Pada satu dekade pertama kasus HIV/AIDS di Indonesia, periode 1987-1999, kasus memang mayoritas terjadi pada komunitas homoseksual yang kini lebih dikenal dengan istilah LSL (Lelaki Seks Lelaki). Satu dekade setelah itu, hingga 2007, mayoritas kasus ditemukan pada pengguna narkotika suntik. Namun, sejak 2007 hingga saat ini, komunitas heteroseksual menjadi mayoritas.
Sayangnya, seperti disampaikan Laurensia Ana Yuliastanti, pengelola program HIV, di Komisi Penanggulangan AIDS DIY, justru kelompok ini tidak menerima intervensi.
“Kita lupa dengan komunitas lain, adalah heteroseksual. Laki-laki yang membeli seks dan menularkan ke pasangannya, kemudian ibu yang menularkan ke bayinya. Gelombang ini, yang sampai hari ini masih menjadi persoalan utama, tidak hanya di Yogya, tetapi secara nasional, ada lebih banyak ibu rumah tangga yang terinfeksi HIV, daripada pekerja seks,” kata Ana.Demikian seperti dilansir dari VoA Indonesia.
Jaringan Advokasi HIV & AIDS Daerah Istimewa Yogyakarta (JAVA) menggelar pertemuan peningkatan kapasitas jurnalis terkait HIV/AIDS, Kamis (1/9). Selain pemaparan data-data terakhir terkait HIV/AIDS di provinsi tersebut, pertemuan juga membahas isu penanggulangan, yang dalam sejumlah sisi masih menemui hambatan. Salah satunya, seperti disampaikan Ana tadi, adalah belum adanya intervensi bagi laki-laki pembeli seks.

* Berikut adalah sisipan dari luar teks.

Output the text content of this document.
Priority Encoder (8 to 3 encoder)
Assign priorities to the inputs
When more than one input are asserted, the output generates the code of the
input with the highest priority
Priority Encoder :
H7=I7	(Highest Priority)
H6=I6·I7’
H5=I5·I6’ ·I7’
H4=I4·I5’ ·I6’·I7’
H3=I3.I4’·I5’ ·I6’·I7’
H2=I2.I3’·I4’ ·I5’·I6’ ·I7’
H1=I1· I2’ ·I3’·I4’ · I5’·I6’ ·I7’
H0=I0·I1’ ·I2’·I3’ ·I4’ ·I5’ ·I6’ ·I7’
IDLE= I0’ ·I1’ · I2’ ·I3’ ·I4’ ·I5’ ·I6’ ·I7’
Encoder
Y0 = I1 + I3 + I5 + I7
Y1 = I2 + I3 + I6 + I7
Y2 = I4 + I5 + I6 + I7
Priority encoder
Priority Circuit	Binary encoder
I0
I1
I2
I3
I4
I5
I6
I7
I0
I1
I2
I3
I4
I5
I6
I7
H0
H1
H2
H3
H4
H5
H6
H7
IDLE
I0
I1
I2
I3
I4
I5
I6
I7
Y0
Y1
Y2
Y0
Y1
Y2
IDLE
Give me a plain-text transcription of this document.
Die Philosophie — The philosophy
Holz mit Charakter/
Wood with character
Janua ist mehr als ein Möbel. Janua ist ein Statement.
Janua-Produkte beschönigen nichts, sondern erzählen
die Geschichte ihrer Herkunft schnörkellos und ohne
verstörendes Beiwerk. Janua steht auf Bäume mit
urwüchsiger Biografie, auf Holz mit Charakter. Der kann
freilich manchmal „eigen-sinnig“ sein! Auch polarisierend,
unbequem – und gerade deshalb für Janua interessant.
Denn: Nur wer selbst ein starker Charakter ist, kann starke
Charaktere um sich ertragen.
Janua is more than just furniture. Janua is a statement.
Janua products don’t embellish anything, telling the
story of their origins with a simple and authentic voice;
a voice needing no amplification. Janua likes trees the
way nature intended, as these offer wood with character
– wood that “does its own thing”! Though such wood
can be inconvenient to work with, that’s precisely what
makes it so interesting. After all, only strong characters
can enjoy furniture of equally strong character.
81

“Belajar dari Vietnam, sekarang sudah menahan angka prevalensi HIV sampai 0,1 persen. Sangat-sangat luar biasa, karena di setiap prostitusi ada klinik. Kalau orang masuk prostitusi, mereka harus tes, kalau ketahuan kena sifilis atau penyakit kelamin, mereka tidak boleh beli seks disitu,” papar Ana lagi.
Intervensi terhadap kelompok heteroseksual penting, karena justru kesadaran di kelompok LSL atau waria kini sudah lebih baik. Fakta bahwa 54 persen penderita HIV/AIDS di Yogyakarta adalah heteroseksual, dan hanya 19 persen homoseksual, bisa menjadi bukti.
Sejumlah kondisi berdampak terhadap penularan AIDS saat ini, Di Indonesia, papar Ana, ada 6,7 laki-laki membeli seks, 1,13 juta LSL dan waria, dan 75 ribu pengguna narkoba suntik. Sedang di kelompok perempuan, ada 4,9 istri yang menikah dengan laki-laki berisiko tinggi dan 230 ribu wanita pekerja seks.
Karena tidak ada intervensi, laki-laki yang membeli seks memiliki kemungkinan besar menularkan HIV/AIDS pada istrinya. Di Yogyakarta, ada 655 ibu rumah tangga yang mengidap HIV/AIDS karena tertular dari suaminya.“Kalau itu notabene ibu rumah tangga yang baik-baik di rumah, yang seks dengan satu pasangan suami, berarti yang menjadi persoalan suaminya. Berarti harus ada intervensi juga ke laki-laki, ke pasangan seksnya, yang dia punya istri di rumah,” tambah Ana.
Namun, tidak ada dinas apapun di daerah yang melakukan intervensi ini, sesuai catatan KPA Yogyakarta.“Siapa yang intervensi disini? Tidak ada. Ini yang menjadi persoalan, mereka menularkan ke istrinya. Istrinya ke anaknya. Sebagian besar laki-laki ini tidak pernah ngomong ke istrinya kalau dia HIV, tahu-tahu dia sakit, kemudian meninggal, dites positif. Istrinya akhirnya dites juga, dan positif,”lanjutnya.